Now in the middle of a busy farmyard but presumably once standing on its own, this is Clara Castle, a five-storey late 15th/early 16th century tower house in County Kilkenny. It was originally constructed for the Shortall family but in the second half of the 17th century passed into the possession of the Byrnes, successive generations occupying the building until 1905. Alas, the building does not seem to be open to visitors at present, as seemingly it has well-preserved interiors on the upper floors, including original oak beams and floorboards, no doubt due to the fact that it remained a residence into the last century.
What remains of an old tower house in Ardmayle, County Tipperary. Some four storeys high and likely dating from the 15th century, it is one of two ‘castles’ close to each other, the other being a later fortified manor, also now in ruins. Around 1225 the lands here were acquired by Richard Mór de Burgh, 1st Lord of Connaught (c. 1194 – 1242), Justicar of Ireland, following his marriage to Egidia de Lacy, daughter of Walter de Lacy, and Margaret de Braose. Later they passed into the ownership of the Butlers and finally the Cootes before it appears the place was abandoned. Today is home only to cattle who can take shelter from the elements under a fine vaulted roof.

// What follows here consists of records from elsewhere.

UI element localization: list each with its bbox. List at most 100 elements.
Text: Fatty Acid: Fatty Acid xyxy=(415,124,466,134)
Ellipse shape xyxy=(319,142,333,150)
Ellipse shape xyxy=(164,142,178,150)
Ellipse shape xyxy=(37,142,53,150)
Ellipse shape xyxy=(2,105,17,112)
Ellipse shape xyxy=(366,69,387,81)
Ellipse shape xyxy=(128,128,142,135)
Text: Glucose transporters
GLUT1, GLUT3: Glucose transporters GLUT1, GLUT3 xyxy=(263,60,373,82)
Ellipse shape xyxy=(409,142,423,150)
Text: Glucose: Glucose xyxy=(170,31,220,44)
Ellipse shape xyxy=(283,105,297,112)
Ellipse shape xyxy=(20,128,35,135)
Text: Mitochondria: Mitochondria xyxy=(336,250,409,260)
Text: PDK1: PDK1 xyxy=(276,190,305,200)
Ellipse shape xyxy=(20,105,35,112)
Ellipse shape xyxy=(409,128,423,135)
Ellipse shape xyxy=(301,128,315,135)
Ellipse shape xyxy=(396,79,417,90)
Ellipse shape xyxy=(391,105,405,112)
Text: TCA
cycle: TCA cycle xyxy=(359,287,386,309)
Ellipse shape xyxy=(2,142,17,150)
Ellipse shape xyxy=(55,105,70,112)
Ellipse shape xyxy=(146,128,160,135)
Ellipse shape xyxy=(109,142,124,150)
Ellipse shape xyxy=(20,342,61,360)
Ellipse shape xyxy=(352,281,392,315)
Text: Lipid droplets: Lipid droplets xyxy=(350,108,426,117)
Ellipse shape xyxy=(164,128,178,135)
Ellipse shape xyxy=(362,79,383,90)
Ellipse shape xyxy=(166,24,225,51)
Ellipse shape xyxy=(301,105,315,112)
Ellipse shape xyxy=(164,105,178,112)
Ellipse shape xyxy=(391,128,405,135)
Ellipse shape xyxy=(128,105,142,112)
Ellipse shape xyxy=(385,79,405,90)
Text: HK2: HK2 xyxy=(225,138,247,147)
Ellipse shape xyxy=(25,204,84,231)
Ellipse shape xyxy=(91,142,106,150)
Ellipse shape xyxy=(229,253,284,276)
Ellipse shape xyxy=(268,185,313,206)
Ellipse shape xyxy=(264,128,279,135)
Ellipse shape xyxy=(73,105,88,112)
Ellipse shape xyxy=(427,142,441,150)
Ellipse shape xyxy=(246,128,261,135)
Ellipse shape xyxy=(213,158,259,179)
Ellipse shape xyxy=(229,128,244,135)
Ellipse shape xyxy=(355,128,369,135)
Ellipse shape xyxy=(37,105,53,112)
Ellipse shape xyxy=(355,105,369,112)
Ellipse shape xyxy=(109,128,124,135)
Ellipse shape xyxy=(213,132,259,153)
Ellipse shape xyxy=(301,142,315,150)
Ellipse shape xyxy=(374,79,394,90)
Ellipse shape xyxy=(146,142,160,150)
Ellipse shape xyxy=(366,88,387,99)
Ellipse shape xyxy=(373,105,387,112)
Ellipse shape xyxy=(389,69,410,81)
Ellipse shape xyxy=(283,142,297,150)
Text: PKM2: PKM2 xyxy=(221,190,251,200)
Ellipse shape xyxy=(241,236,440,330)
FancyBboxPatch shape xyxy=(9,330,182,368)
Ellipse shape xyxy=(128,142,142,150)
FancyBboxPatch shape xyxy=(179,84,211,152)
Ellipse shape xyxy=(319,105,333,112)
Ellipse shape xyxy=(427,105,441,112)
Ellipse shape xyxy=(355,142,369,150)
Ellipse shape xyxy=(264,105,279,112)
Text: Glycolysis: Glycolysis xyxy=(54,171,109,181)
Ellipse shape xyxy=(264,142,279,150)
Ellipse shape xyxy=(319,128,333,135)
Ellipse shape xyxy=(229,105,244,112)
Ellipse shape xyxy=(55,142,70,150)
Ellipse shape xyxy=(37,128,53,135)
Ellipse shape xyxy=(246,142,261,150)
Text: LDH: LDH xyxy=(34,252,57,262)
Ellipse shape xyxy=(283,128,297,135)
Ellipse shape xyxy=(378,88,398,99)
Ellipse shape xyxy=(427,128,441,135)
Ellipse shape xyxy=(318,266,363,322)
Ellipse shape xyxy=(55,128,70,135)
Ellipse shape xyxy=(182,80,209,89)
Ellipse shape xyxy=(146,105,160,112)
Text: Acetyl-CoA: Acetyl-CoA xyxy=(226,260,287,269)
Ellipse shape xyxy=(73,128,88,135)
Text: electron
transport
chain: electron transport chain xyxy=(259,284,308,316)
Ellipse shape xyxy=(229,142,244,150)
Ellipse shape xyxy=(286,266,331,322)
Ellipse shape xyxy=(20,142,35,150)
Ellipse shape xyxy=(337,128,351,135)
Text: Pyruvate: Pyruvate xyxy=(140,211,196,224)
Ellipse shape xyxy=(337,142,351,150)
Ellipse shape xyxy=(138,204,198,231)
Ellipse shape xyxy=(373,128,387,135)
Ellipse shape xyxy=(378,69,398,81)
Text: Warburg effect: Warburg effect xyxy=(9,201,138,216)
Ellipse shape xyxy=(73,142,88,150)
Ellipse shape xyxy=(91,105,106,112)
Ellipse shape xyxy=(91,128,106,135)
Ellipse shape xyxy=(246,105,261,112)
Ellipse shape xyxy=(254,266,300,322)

Milltown Castle, County Louth is thought to date from the early 15th century when built for the Anglo-Norman Gernon family, who long held land in this part of the country. In many respects it is a typical tower house of the period, but made unusual by having rounded corners and a couple of semi-circular towers. Of four storeys, it underwent the usual alterations across the centuries but remained in use as a residence until relatively recently; a 19th century photograph shows buildings attached on either side, including a two-storey house, but these have since been demolished and today it stands in a farm yard (guarded by a pair of rather aggressive dogs, hence no closer pictures…)
Deerpark Castle, County Galway might be considered the Weight Watchers of Irish tower houses: has all the vertical substance of a regular one, but only half the width. Erected on a natural outcrop of rock, the building is believed to date from the 16th century when this part of the country would have been under the control of the de Burgos, or Burkes a branch of which later became Earls (and eventually Marquesses) of Clanricarde. There are protruding stones on one side of the structure, suggesting an intention – probably not realised – to enlarge it, which may explain the tower’s unusual slimness. Its present name presumably derives from a later date, perhaps the 17th or 18th century, when the surrounding land was enclosed to serve as a deer park for the Burkes; its conversion into use as a dovecote most likely also occurred at this time.
Still in County Kilkenny, and around seven miles west of Newtown Jerpoint (see last Monday) is another Newtown: when it came to naming places in this part of the country, someone wasn’t feeling terribly imaginative. In this instance, the remains include a tower house, officially dating from the 1620s but by general consent probably constructed at least 100 years earlier, perhaps for the Sweetmans who were a dominant family in this part of the country. Rising four storeys, the building is fairly plain (hence the suggestion that it dates from well before the 17th century) and as usual is accessed by a single arched doorcase with a murder hole immediately inside. Not far away lie the ruins of a late-mediaeval church, the surrounding graveyard still in use as is so often the case in Ireland. Dedicated to All Saints, the building’s only surviving feature is a window on the east gable. Internally, much of the ground is covered with the remains of old tombstones.
The Irish Aesthete has recently been discussing tower houses on YouTube* so here is a fine example rising above the flat landscape of County Louth. The four-storey Roodstown Castle is believed to date from the 15th century although it may be later.
The building has projecting square turrets diagonally opposite each other, one of which contained the garderobe, the other a staircase leading from the usual vaulted entrance space to the upper floors. There is a murder hole just inside the door, and formerly a machicolation outside it but this has since disappeared.